Road to clinical efficacy: challenges and novel strategies for antimicrobial peptide development
Since the discovery of magainins, cecropins and defensins 30 years ago, antimicrobial peptides (AMPs) have been hailed as a potential solution to the dearth of novel antibiotic development. AMPs have shown robust activity against a wide variety of pathogens, including drug-resistant bacteria. Unlike small-molecule antibiotics, however, AMPs have failed to translate this success to the clinic. Only the polymyxins, gramicidins, nisin and daptomycin are currently approved for medical use; the latter is the only example to have been developed in the last several decades. Nonetheless, researchers continue to isolate, modify and develop novel AMPs for therapeutic applications. Efforts have focused on increasing stability, reducing cytotoxicity, improving antimicrobial activity and incorporating AMPs in novel formulations, including nanoscale particles. As peptide synthesis and recombinant production methodologies improve, and more relevant bioassays become available, it becomes increasingly likely that AMPs will break the regulatory barrier and enter the marketplace as valuable antimicrobial weapons in the next 10 years.
Efficient Delivery of Investigational Antibacterial Agents via Sustainable Clinical Trial Networks
The economics of antibiotics can be improved by infectious diseases-specific clinical trial networks.

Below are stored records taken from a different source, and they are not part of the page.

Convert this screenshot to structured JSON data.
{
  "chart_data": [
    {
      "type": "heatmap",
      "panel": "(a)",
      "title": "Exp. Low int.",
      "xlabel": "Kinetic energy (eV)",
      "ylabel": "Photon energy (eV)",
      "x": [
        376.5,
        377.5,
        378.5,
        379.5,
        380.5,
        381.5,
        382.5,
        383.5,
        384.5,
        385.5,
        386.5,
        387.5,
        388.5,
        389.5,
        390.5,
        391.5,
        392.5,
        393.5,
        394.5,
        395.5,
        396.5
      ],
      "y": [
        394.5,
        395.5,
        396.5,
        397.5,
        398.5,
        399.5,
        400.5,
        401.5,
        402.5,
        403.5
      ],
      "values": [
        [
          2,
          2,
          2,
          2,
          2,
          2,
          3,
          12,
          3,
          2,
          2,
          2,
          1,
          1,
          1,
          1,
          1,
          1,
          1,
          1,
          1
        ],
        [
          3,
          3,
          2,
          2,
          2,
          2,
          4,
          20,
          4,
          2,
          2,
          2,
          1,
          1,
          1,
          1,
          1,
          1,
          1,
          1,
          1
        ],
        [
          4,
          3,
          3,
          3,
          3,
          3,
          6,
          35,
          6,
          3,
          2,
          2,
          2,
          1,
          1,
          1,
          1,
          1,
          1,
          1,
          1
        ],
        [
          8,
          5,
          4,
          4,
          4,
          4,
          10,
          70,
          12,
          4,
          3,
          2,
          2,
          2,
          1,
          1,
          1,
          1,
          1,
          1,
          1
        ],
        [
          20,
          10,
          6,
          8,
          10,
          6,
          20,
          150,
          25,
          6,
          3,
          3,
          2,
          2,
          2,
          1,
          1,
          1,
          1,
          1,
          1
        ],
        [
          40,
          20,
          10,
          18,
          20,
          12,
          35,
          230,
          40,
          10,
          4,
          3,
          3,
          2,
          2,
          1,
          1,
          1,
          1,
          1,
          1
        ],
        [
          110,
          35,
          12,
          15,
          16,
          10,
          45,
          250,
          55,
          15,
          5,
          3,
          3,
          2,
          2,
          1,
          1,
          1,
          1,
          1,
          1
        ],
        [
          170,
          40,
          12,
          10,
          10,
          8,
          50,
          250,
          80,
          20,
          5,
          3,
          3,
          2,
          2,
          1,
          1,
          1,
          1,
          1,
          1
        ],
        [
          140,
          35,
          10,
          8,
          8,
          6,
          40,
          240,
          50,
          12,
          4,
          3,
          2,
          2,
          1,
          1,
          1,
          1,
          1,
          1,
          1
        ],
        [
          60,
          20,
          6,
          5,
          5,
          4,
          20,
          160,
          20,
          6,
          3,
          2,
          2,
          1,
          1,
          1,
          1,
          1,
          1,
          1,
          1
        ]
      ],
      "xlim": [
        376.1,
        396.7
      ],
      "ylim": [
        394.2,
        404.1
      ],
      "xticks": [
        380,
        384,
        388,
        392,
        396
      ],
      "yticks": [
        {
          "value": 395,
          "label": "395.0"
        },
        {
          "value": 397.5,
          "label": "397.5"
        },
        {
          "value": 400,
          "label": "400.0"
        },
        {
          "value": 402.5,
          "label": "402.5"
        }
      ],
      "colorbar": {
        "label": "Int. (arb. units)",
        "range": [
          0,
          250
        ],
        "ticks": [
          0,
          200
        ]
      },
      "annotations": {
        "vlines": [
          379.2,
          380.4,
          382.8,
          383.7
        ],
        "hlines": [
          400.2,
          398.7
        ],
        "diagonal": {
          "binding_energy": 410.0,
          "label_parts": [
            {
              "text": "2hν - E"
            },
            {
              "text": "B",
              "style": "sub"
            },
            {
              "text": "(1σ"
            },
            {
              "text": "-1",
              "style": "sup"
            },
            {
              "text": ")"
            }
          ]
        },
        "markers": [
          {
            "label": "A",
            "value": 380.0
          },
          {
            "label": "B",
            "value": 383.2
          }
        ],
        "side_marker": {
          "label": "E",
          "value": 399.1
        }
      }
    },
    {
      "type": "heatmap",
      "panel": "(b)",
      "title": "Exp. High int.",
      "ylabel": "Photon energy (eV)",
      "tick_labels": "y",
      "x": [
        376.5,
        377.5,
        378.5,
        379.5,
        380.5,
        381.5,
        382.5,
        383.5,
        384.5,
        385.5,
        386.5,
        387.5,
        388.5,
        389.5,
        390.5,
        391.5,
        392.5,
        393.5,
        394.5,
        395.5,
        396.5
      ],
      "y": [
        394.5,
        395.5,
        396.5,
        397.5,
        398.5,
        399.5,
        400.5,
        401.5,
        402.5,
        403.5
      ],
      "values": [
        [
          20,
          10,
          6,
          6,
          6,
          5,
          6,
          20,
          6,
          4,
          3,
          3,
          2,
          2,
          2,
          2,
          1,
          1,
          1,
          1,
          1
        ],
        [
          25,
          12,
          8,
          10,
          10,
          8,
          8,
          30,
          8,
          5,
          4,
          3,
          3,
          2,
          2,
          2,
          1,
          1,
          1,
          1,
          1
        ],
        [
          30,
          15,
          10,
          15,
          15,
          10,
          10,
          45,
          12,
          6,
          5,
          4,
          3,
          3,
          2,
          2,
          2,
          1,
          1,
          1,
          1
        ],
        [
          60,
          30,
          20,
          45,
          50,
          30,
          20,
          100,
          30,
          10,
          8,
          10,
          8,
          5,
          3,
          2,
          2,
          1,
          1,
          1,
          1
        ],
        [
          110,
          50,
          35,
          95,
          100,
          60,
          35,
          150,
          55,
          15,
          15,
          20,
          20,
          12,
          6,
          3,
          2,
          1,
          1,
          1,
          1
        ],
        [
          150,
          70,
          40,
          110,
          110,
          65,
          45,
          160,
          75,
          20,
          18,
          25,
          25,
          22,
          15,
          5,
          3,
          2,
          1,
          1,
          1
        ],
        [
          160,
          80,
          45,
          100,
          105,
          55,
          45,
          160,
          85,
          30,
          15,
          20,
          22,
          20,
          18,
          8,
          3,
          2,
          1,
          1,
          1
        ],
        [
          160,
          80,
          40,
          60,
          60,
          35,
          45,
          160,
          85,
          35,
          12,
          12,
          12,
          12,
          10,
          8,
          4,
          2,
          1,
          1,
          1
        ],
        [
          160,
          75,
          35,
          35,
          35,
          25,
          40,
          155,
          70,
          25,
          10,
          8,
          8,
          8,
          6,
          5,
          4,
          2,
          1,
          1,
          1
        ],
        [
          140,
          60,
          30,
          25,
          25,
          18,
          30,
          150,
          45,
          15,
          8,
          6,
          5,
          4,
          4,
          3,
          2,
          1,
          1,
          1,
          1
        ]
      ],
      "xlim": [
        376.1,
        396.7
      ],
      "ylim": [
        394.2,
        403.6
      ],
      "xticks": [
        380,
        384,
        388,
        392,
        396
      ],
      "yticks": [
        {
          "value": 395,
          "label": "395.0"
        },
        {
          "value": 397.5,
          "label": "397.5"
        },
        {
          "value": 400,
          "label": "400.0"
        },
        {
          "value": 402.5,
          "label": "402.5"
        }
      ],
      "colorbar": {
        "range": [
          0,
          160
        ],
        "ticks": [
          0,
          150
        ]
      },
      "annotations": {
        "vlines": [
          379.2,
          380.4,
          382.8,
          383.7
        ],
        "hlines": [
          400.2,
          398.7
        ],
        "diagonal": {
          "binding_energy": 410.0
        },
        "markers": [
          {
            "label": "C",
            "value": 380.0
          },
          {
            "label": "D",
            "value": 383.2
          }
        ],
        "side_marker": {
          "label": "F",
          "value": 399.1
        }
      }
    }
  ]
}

While developers would still need to implement an independent phase 1 program as well as studies focused on highly resistant pathogens, standardized procedures in a network focused on usual drug resistance phenotype isolates would permit sharing of controls and would predictably generate high-quality pivotal data for product registration while creating cost and time savings in the range of 30%–40%. This would reduce economic barriers to antibiotic development and contribute to public health.